In the canvas Love story in the 20s, on the other hand, it is the realist trait that emerges, even though the look and gaze of the two protagonists is closer to Magic Realism because both of them, probably a couple according to the suggestion of the title, are looking straight ahead, almost as if they wanted to communicate to the observer their pride at having found the right person, that complementary opposite that makes them feel fulfilled and complete; Ludmilla Robers plays with geometries and primary colours, winking at that De Stijl that so dominated the artistic world of the first decades of the 20th century, contrasting the unconventionality of the two protagonists, who choose to indulge and listen to their own nature regardless of external opinions or the often obtuse judgement of society, with the rigour of the lines and colour frames that suggest the perfect complementarity of their two personalities.
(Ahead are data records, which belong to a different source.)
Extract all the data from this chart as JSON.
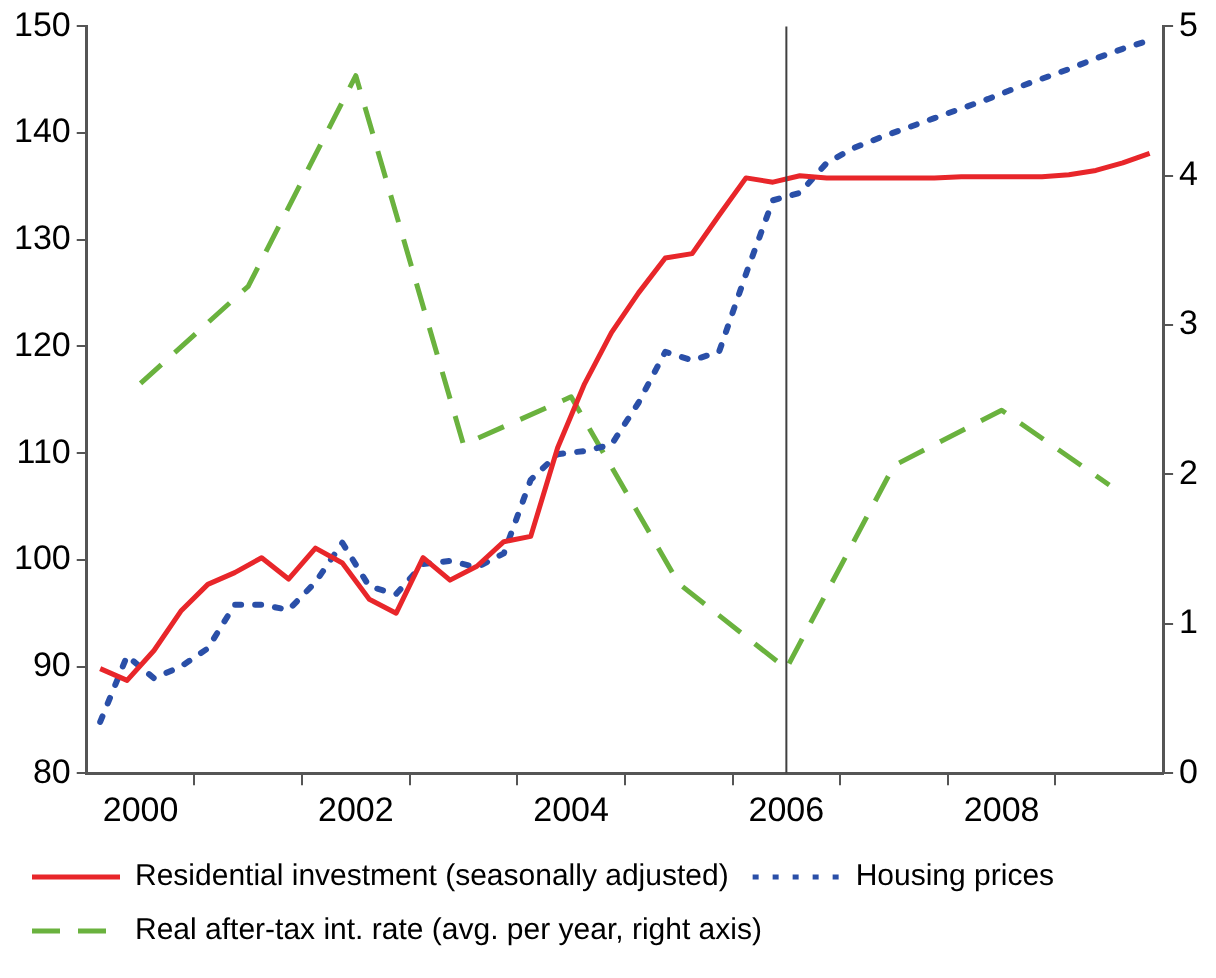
{
  "chart_data": {
    "type": "line",
    "legend": "bottom",
    "marker": "none",
    "grid": false,
    "xlim": [
      1999.5,
      2009.5
    ],
    "xticks": [
      {
        "value": 2000,
        "label": "2000"
      },
      {
        "value": 2000.5,
        "label": null
      },
      {
        "value": 2001.5,
        "label": null
      },
      {
        "value": 2002,
        "label": "2002"
      },
      {
        "value": 2002.5,
        "label": null
      },
      {
        "value": 2003.5,
        "label": null
      },
      {
        "value": 2004,
        "label": "2004"
      },
      {
        "value": 2004.5,
        "label": null
      },
      {
        "value": 2005.5,
        "label": null
      },
      {
        "value": 2006,
        "label": "2006"
      },
      {
        "value": 2006.5,
        "label": null
      },
      {
        "value": 2007.5,
        "label": null
      },
      {
        "value": 2008,
        "label": "2008"
      },
      {
        "value": 2008.5,
        "label": null
      }
    ],
    "ylim": [
      80,
      150
    ],
    "yticks": [
      80,
      90,
      100,
      110,
      120,
      130,
      140,
      150
    ],
    "y2lim": [
      0,
      5
    ],
    "y2ticks": [
      0,
      1,
      2,
      3,
      4,
      5
    ],
    "ref_lines": [
      {
        "axis": "x",
        "value": 2006,
        "color": "#404040"
      }
    ],
    "series": [
      {
        "name": "Residential investment (seasonally adjusted)",
        "color": "#e8262a",
        "line_style": "solid",
        "x": [
          1999.625,
          1999.875,
          2000.125,
          2000.375,
          2000.625,
          2000.875,
          2001.125,
          2001.375,
          2001.625,
          2001.875,
          2002.125,
          2002.375,
          2002.625,
          2002.875,
          2003.125,
          2003.375,
          2003.625,
          2003.875,
          2004.125,
          2004.375,
          2004.625,
          2004.875,
          2005.125,
          2005.375,
          2005.625,
          2005.875,
          2006.125,
          2006.375,
          2006.625,
          2006.875,
          2007.125,
          2007.375,
          2007.625,
          2007.875,
          2008.125,
          2008.375,
          2008.625,
          2008.875,
          2009.125,
          2009.375
        ],
        "values": [
          89.8,
          88.7,
          91.5,
          95.2,
          97.7,
          98.8,
          100.2,
          98.2,
          101.1,
          99.7,
          96.3,
          95.0,
          100.2,
          98.1,
          99.4,
          101.7,
          102.2,
          110.5,
          116.5,
          121.3,
          125.0,
          128.3,
          128.7,
          132.3,
          135.8,
          135.4,
          136.0,
          135.8,
          135.8,
          135.8,
          135.8,
          135.8,
          135.9,
          135.9,
          135.9,
          135.9,
          136.1,
          136.5,
          137.2,
          138.1
        ]
      },
      {
        "name": "Housing prices",
        "color": "#2a4fa8",
        "line_style": "dotted",
        "x": [
          1999.625,
          1999.875,
          2000.125,
          2000.375,
          2000.625,
          2000.875,
          2001.125,
          2001.375,
          2001.625,
          2001.875,
          2002.125,
          2002.375,
          2002.625,
          2002.875,
          2003.125,
          2003.375,
          2003.625,
          2003.875,
          2004.125,
          2004.375,
          2004.625,
          2004.875,
          2005.125,
          2005.375,
          2005.625,
          2005.875,
          2006.125,
          2006.375,
          2006.625,
          2006.875,
          2007.125,
          2007.375,
          2007.625,
          2007.875,
          2008.125,
          2008.375,
          2008.625,
          2008.875,
          2009.125,
          2009.375
        ],
        "values": [
          84.8,
          91.0,
          88.9,
          90.0,
          91.7,
          95.8,
          95.8,
          95.3,
          97.9,
          101.6,
          97.5,
          96.8,
          99.6,
          99.9,
          99.3,
          100.6,
          107.5,
          109.9,
          110.2,
          110.8,
          114.7,
          119.5,
          118.7,
          119.5,
          126.8,
          133.7,
          134.4,
          137.2,
          138.6,
          139.6,
          140.5,
          141.4,
          142.3,
          143.2,
          144.2,
          145.1,
          146.0,
          147.0,
          147.9,
          148.7
        ]
      },
      {
        "name": "Real after-tax int. rate (avg. per year, right axis)",
        "color": "#6ab23e",
        "line_style": "dashed",
        "axis": "y2",
        "x": [
          2000,
          2001,
          2002,
          2003,
          2004,
          2005,
          2006,
          2007,
          2008,
          2009
        ],
        "values": [
          2.61,
          3.26,
          4.67,
          2.2,
          2.52,
          1.27,
          0.7,
          2.06,
          2.43,
          1.93
        ]
      }
    ]
  }
}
Here, then, the apparent opposition of the hues of the colour fields enclosed within geometric shapes is to emphasise the harmony and mutual compensation that the two feel when they are together. Thus, the eyes, the gaze, are the focal point of the painting of Ludmilla Robers who never ceases to be fascinated by the human emotions that vibrate within her inner self, from which she is stimulated to tell, explore and interpret them through painting, which has always been her greatest passion, the one that has accompanied her throughout her life, despite the fact that she has only recently chosen to make it her main occupation. She currently has solo exhibitions in Germany and group exhibitions in Germany, Austria and Italy to her credit. In the coming months, she will be present at the Montecosaro City Price from 7 to 27 July, then in Florence from 9 to 17 November and finally in Milan in December.